The early signs are promising for England under Gareth Southgate, but surely he can only be judged on how he does in tournament football.
Southgate’s first game in permanent charge of England may have ended in defeat to Germany on Wednesday, but there were no positives than negatives to take away from the game.
The 46-year-old stepped into the hottest seat in English football in September after Sam Allardyce’s acrimonious departure after only 67 days in charge.
Southgate was given four games to land the job on a permanent basis and the former England defender passed his audition with two wins and two draws to be named full-time boss in November.
Southgate has been forced to wait for his game as permanent manager and although he tasted defeat for the first time the former Middlesbrough boss is already making a big impact after a difficult last nine months for the national team.
England have been licking their wounds since their embarrassing Euro 2016 exit at the hands of Iceland, while the early departure of Sam Allardyce after just one game in charge was not how the Football Association envisaged things working out post the Roy Hodgson era.
Southgate is the fourth permanent manager of the national team in as many years, but the early signs under his stewardship indicate that given time he could help get England back on track on the international stage.
England dominated for long periods against World Champions Germany on Wednesday and on another day would have won, but on the flip side there is no point getting carried away by a performance in a game which Germany almost treated as a testimonial for Lukas Podolski.
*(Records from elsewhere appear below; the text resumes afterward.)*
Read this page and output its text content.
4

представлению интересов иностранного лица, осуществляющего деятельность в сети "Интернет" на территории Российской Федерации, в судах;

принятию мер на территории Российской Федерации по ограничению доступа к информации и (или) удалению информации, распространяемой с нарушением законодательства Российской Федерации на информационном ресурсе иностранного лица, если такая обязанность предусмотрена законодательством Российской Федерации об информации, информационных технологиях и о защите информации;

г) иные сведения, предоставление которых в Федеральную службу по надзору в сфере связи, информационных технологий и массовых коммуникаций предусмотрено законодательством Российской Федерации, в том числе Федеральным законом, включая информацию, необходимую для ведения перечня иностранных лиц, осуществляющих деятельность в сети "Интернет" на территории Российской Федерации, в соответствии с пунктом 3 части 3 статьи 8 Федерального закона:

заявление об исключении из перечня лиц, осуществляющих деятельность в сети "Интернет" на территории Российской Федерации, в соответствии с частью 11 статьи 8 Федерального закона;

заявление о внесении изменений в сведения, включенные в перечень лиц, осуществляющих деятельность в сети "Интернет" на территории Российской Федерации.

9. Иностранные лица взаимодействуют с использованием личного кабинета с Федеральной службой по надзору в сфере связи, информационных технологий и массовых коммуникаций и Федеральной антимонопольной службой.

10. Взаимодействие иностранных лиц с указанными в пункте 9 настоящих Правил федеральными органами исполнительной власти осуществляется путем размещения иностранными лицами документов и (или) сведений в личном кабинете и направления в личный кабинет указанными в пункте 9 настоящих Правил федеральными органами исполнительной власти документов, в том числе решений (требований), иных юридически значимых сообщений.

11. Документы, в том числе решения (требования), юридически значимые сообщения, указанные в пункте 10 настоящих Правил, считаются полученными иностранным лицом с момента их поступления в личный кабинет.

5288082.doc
Southgate used the game in Germany as the chance to experiment with his side and he implemented a 3-4-3 system that has been all the rage this season in the Premier League for leaders Chelsea and it worked well for England.
The players adapted to the change of approach and Southgate will need to show his tactical flexibility if England are to get back to challenging the best teams in the world.
Southgate has also shown he is not afraid to look beyond the established order and pick players on form rather than reputation giving Burnley’s Michael Keane and West Bromwich Albion’s Jake Livermore surprise starts against Germany and they repaid the faith the manager showed in them with encouraging performances.
Big decisions will need to be made by Southgate as he tries to create a new-look England side and all signs point to Southgate going about that without England’s all-time record goalscorer Wayne Rooney.
Rooney was missing for the Germany game through injury, but with Southgate giving him no guarantees on his place in the team or his captaincy it appears the curtain is coming down on his international career.
Qualifying for the major tournaments has not been a problem for England as their recent record shows, having not lost a qualification game since October 2009 against Ukraine, it is when they get to either the World Cup or European Championships that England consistently fail to impress and that is the challenge for Southgate to get right.
Wales at Euro 2016 won as many knockout games as England have done in the last decade and that is the barrier Southgate must lead his side over if he to become a success.
Southgate has cut an impressive figure in his early days as England manager and handled everything thrown at him so, but surely we can only really judge him on what he does in Russia for the 2018 World Cup.
Only time will tell if Southgate can build on his early promise and lead England into a new era.